As I noted yesterday, I’ve finished Varoufakis. Having now read three introductory economics textbooks, and six general-readership introductions to economic thought, I’ll say that Foundations of Economics: A Beginner’s Companion is by far the most careful, critical, evenhanded, and accessible introduction to the field that I’ve encountered. While I was a little disappointed by his ultimate outing of himself as a Marxist (not that I have anything against Marxists; it’s more that I wanted to see someone from the neoclassicist camp making such a strong and apparently fair-minded critique of mainstream economic assumptions), I have to say that he’s a lot more evenhanded than most of the Marxists I’ve read, and he’s very clearly got a deep familiarity with neoclassicist chapter and verse.

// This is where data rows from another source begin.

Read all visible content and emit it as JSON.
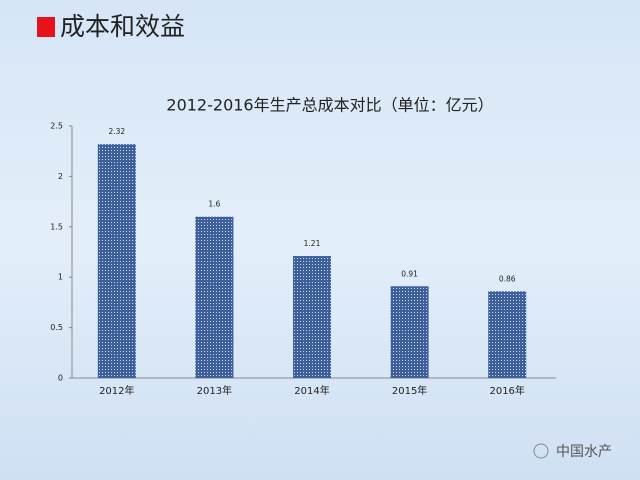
{
  "slide_title": "成本和效益",
  "watermark": "中国水产",
  "chart_data": {
    "type": "bar",
    "title": "2012-2016年生产总成本对比（单位：亿元）",
    "categories": [
      "2012年",
      "2013年",
      "2014年",
      "2015年",
      "2016年"
    ],
    "values": [
      2.32,
      1.6,
      1.21,
      0.91,
      0.86
    ],
    "color": "#3d5f9c",
    "ylim": [
      0,
      2.5
    ],
    "yticks": [
      0,
      0.5,
      1,
      1.5,
      2,
      2.5
    ],
    "grid": false
  }
}
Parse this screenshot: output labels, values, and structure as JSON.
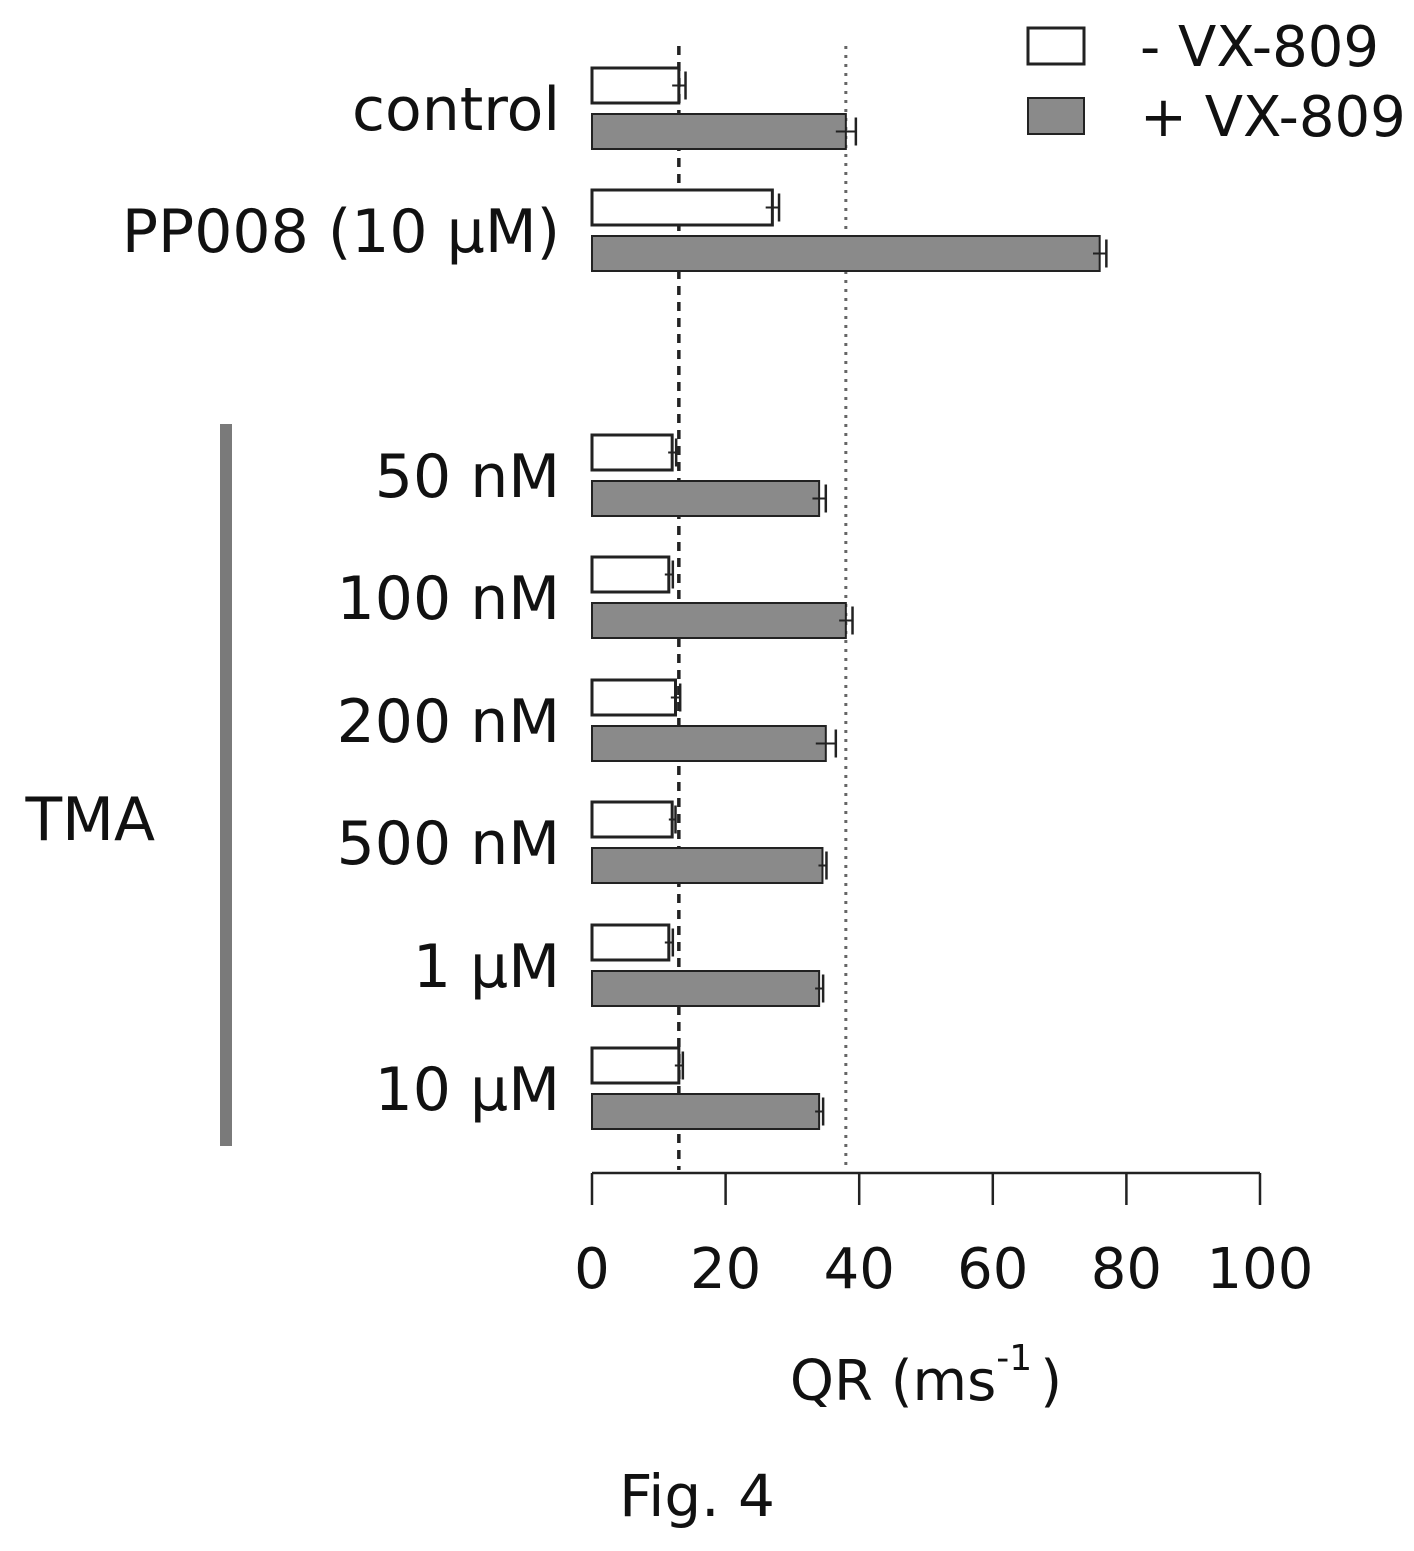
{
  "chart_data": {
    "type": "bar",
    "orientation": "horizontal",
    "categories": [
      "control",
      "PP008 (10 μM)",
      "50 nM",
      "100 nM",
      "200 nM",
      "500 nM",
      "1 μM",
      "10 μM"
    ],
    "group_label": {
      "text": "TMA",
      "applies_to": [
        "50 nM",
        "100 nM",
        "200 nM",
        "500 nM",
        "1 μM",
        "10 μM"
      ]
    },
    "series": [
      {
        "name": "- VX-809",
        "fill": "#ffffff",
        "values": [
          13,
          27,
          12,
          11.5,
          12.5,
          12,
          11.5,
          13
        ],
        "errors": [
          1,
          1,
          0.6,
          0.6,
          0.7,
          0.5,
          0.6,
          0.6
        ]
      },
      {
        "name": "+ VX-809",
        "fill": "#8a8a8a",
        "values": [
          38,
          76,
          34,
          38,
          35,
          34.5,
          34,
          34
        ],
        "errors": [
          1.5,
          1,
          1,
          1,
          1.5,
          0.6,
          0.6,
          0.6
        ]
      }
    ],
    "reference_lines": [
      {
        "x": 13,
        "style": "dashed"
      },
      {
        "x": 38,
        "style": "dotted"
      }
    ],
    "xlim": [
      0,
      100
    ],
    "xticks": [
      "0",
      "20",
      "40",
      "60",
      "80",
      "100"
    ],
    "xlabel": "QR (ms",
    "xlabel_sup": "-1",
    "xlabel_close": ")",
    "legend": "top-right",
    "grid": false
  },
  "caption": "Fig. 4",
  "colors": {
    "bar_outline": "#222222",
    "group_bar": "#7a7a7a"
  }
}
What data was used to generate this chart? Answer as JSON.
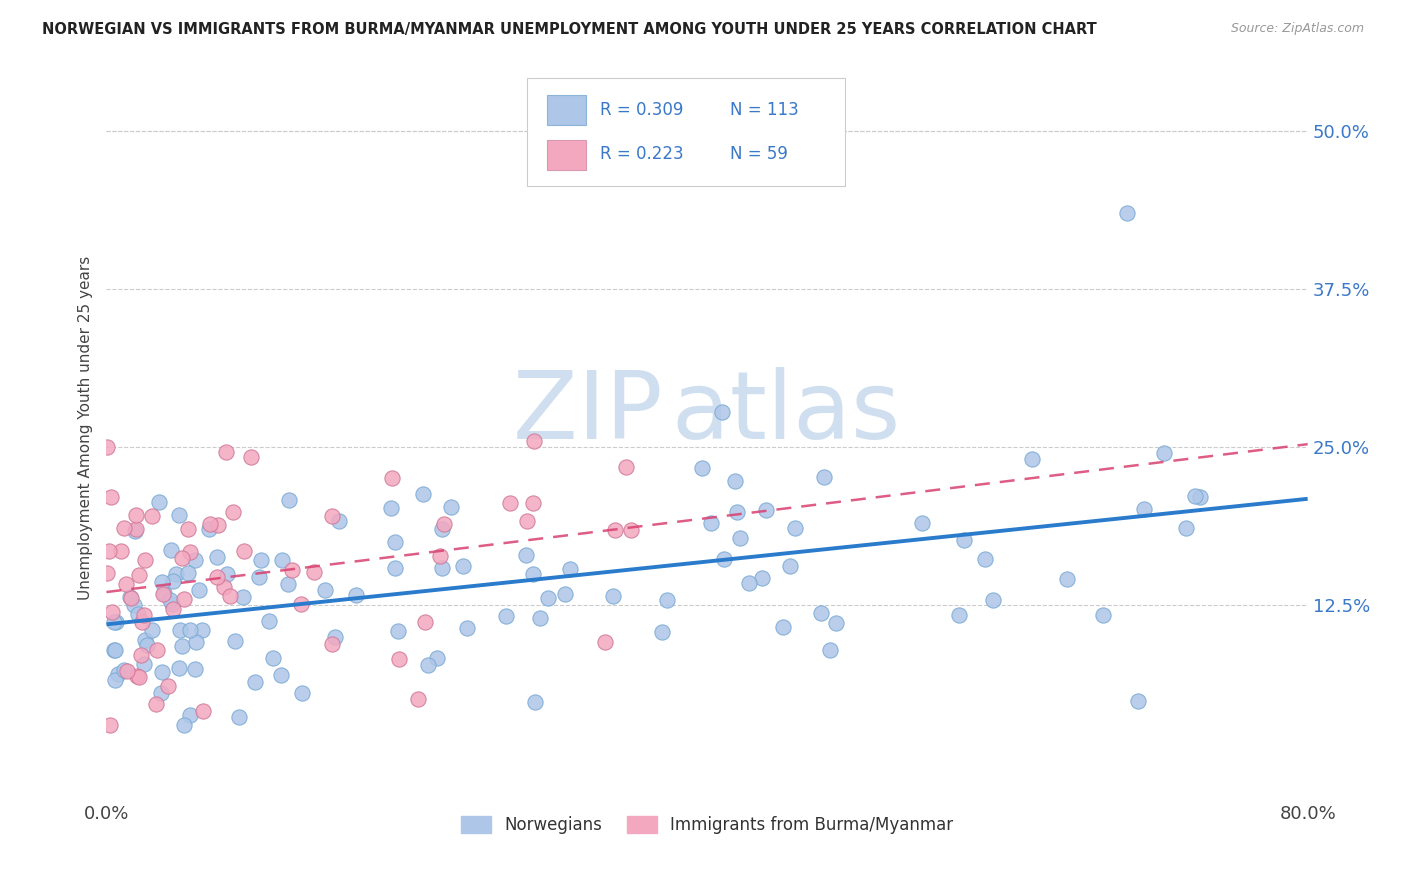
{
  "title": "NORWEGIAN VS IMMIGRANTS FROM BURMA/MYANMAR UNEMPLOYMENT AMONG YOUTH UNDER 25 YEARS CORRELATION CHART",
  "source": "Source: ZipAtlas.com",
  "ylabel": "Unemployment Among Youth under 25 years",
  "legend_labels": [
    "Norwegians",
    "Immigrants from Burma/Myanmar"
  ],
  "r_norwegians": 0.309,
  "n_norwegians": 113,
  "r_immigrants": 0.223,
  "n_immigrants": 59,
  "xlim": [
    0.0,
    0.8
  ],
  "ylim": [
    -0.03,
    0.56
  ],
  "ytick_vals": [
    0.125,
    0.25,
    0.375,
    0.5
  ],
  "ytick_labels": [
    "12.5%",
    "25.0%",
    "37.5%",
    "50.0%"
  ],
  "color_norwegian": "#aec6e8",
  "color_immigrant": "#f4a8c0",
  "color_norwegian_line": "#2b7bcc",
  "color_immigrant_line": "#d94070",
  "color_text_blue": "#3a78c9",
  "watermark_color": "#d0dff0",
  "background_color": "#ffffff",
  "grid_color": "#cccccc",
  "marker_size": 120,
  "legend_text_color": "#3a78c9",
  "legend_r_color": "#3a78c9",
  "source_color": "#999999"
}
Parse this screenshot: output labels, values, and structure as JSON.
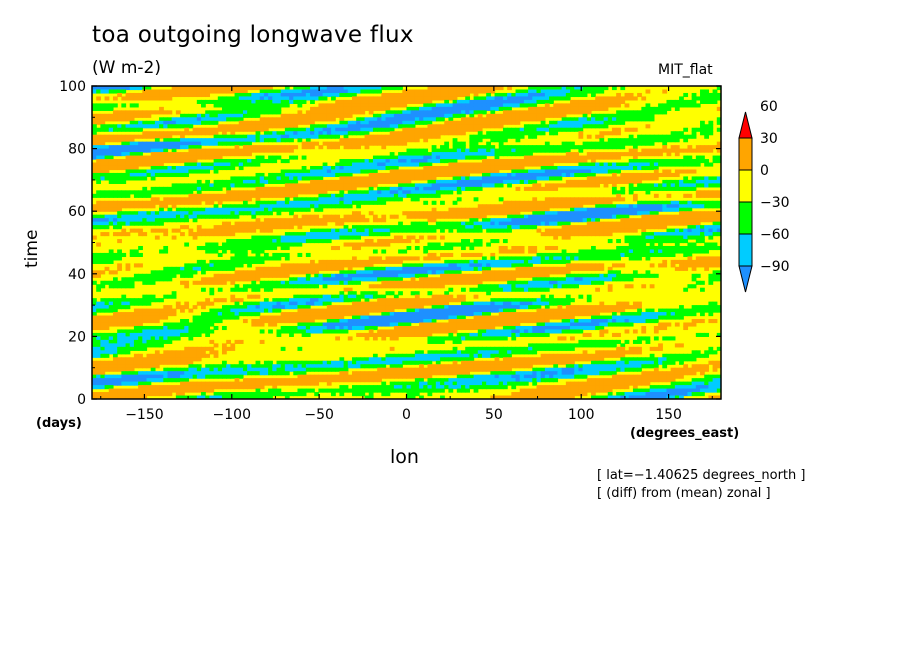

For a last quotation, I’ll offer his indictment of the individualist underpinnings of freeper economics, which dovetails nicely with the ways some folks (including me) have begun to problematize the rhetorics of individualist working-class authenticity:
“what the new dominant, pro-market theory of society is telling you is that you have one option: to adapt yourselves and your ideas to the world around you. Abandon all notions of altering society by bringing people together and asking them to campaign so that a collective agency, such as the State, can take steps to limit exploitation, oppressions, poverty, illness, etc unless no one is to lose any privileges in the process. Collective action is out. The only option is private, individual pursuits which recognise the right of the rich and powerful to remain so unless they choose not to” (288). I’ve protested elsewhere that, despite my fundamental agreement with Marx’s critique of capitalism, I don’t consider myself a Marxist. Here, I suppose I ought to acknowledge that, despite my fundamental agreement with the critique Varoufakis offers of the supremacy of individualism, I can’t really name myself as belonging to either of the camps that one would think might be etymologically opposed to individualism: “communism” or “socialism”. I’m not sure where that leaves me, save for the observation that the strongest symbol of strength in solidarity is the Roman fasces. A good reminder to be careful about going too far with critiques of individualist philosophies.
I’ll be taking a break from the economics stuff for a couple weeks: I’ve got to write the paper (“Empire and the Dissipation of Public Discourse: Some Lessons from Tacitus for the World Wide Web”) that I’m presenting at RSA in Austin at the end of May, which means reading a lot more Tacitus — yes, there was a reason for that reference to the fasces in the previous paragraph — and reading, also, Hardt and Negri. While it’s not quite directly connected to my dissertation, the economic imperialism and Web theory stuff are close enough to help me do a little bit of different thinking about the economies and literacies of class in the wired writing classroom.
And if you don’t already love the Romans, I’m hoping you’ll bear with me. They’re a supremely weird culture, but the most unsettling part about reading them is that they’re also so damn familiar. We might idealize classical Athenian democracy, but Americans — when we look in the mirror — know that we’re much, much closer to Rome’s deeply conservative commercial-agrarian society and all its terrible excesses.
And Britain plays Greece to our Rome?
This tangentially reminds me that I need to look for something on how the US Founding Fathers thought about the slavery of antiquity, and whether it affected their lawmaking at all.
Actually, no, and it’s interesting that you bring it up: Edward Gibbon deeply wanted to believe in Britain’s parallels to the fading glories of Rome, and others have suggested correcting him by drawing the parallel you draw, but if we’re going to go that far, I think Britain would be the Etruscans — the assimilated ancestors — of our Rome, and the part of Greece, the weaker nation that Rome viewed as deeply effeminate and yet somehow culturally superior, the nation of more radical politics, the nation whose language was spoken by the aristocracy, the nation from whom came many of the intellectuals of the age, would be, of course, France.
But that’s the problem in drawing these parallels, as I’ve been doing: they only go so far, and it’s really kinda silly to say, “Look, the US is just like Rome.” Which makes me ask: sure, we can learn from history — but how much? How far should the drawing of historical parallels go?
I would be considering the accuracy of historical parallels, but for petty political reasons I am reveling in France’s ascension instead. Aw, that’s a cute line, and the kick in the tail is that France has so little joy to expect from it.